Kann ein Gichtmittel die kardiovaskuläre Prognose verbessern?
Erhöhte Harnsäurespiegel gehen im Kontext einer koronaren Herzerkrankung mit einer ungünstigen Prognose einher. Daraus entstand die Überlegung, das Gichtmittel Allopurinol in der kardiovaskulären Sekundärprävention einzusetzen. Keine gute Idee, macht jetzt eine randomisierte Studie deutlich.
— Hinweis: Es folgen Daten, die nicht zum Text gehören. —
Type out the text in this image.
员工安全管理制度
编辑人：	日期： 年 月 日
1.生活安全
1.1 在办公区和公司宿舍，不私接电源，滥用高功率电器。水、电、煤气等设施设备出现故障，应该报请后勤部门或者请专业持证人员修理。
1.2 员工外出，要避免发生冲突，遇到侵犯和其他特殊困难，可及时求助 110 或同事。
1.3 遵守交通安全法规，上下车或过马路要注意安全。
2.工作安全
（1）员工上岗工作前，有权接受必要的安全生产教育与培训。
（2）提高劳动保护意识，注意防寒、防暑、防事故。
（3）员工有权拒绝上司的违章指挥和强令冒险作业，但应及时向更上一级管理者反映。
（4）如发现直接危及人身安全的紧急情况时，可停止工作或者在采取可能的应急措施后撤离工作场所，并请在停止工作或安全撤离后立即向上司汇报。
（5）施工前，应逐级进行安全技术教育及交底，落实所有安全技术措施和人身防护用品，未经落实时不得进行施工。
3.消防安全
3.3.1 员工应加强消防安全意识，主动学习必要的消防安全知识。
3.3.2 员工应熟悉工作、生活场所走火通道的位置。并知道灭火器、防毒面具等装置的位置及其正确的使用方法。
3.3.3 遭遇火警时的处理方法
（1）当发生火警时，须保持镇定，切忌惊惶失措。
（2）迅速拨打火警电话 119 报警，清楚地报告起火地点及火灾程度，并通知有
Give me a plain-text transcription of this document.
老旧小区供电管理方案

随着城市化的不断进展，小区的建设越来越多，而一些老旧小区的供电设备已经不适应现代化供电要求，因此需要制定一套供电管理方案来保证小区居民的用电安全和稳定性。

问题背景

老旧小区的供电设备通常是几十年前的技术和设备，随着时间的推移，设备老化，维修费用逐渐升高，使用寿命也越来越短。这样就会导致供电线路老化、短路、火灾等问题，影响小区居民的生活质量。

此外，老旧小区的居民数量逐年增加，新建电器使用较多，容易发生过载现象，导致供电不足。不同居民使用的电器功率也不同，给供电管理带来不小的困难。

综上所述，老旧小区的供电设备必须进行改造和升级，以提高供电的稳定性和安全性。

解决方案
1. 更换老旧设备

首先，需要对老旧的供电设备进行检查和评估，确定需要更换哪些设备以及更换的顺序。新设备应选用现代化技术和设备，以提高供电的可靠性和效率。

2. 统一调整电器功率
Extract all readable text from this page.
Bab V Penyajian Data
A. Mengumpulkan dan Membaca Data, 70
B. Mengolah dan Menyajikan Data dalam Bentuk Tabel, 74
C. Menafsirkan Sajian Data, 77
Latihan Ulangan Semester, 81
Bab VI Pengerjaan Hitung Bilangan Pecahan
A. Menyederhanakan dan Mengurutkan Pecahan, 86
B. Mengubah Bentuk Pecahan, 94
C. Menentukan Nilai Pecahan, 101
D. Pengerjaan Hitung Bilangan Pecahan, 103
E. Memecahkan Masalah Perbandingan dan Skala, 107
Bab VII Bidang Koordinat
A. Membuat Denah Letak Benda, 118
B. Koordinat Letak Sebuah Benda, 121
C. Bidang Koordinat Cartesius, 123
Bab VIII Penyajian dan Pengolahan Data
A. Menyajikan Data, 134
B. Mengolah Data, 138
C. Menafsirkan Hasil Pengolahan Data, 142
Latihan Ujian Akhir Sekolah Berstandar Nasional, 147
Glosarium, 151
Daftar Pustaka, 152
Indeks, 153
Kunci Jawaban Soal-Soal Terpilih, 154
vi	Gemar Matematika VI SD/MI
Allopurinol kann die Prognose von Patientinnen und Patienten mit ischämischen Herzerkrankungen nicht verbessern, so das Ergebnis der jetzt beim ESC-Kongress präsentierten randomisierte ALL-HEART-Studie.
Diese Ergebnisse sprechen nach Ansicht der Studienautorin Prof. Isla Mackenzie klar gegen den Einsatz von Allopurinol in der kardiovaskulären Sekundärprävention, wenn die Patienten nicht an einer Gicht litten. Für eine entsprechende Empfehlung liefere die Studie keine Evidenz, fügt die Kardiologin von der University of Dundee beim Kongress hinzu.
Hoffnung auf einen Herzschutz in der Sekundärprävention
Damit haben sich die an das Gichtmittel aus kardialer Sicht gesetzten Erwartungen ganz und gar nicht erfüllt. Im Vorfeld gab es durchaus Hinweise, die auf eine kardiale Wirkung von Allopurinol bei KHK-Patienten hoffen ließen. In epidemiologischen Studien etwa waren erhöhte Harnsäurespiegel mit einer erhöhten kardiovaskulären Sterblichkeit assoziiert. Zudem hat sich in Beobachtungsstudien gezeigt, dass eine harnsäuresenkende Therapie mit einer kardiovaskulären Risikoreduktion einhergeht. Kleinere randomisierte Studien sprachen zum Teil ebenfalls für eine solche Wirkung.
Prinzipiell war die Datenlage aber schon vor ALL-HEART kontrovers. In der Zwischenzeit wurde sogar die kardiovaskuläre Sicherheit von Gichtmedikamenten in Zweifel gezogen (mehr dazu lesen Sie hier). Und eine große randomisierte Studie zu dieser Fragestellung gab es bisher nicht.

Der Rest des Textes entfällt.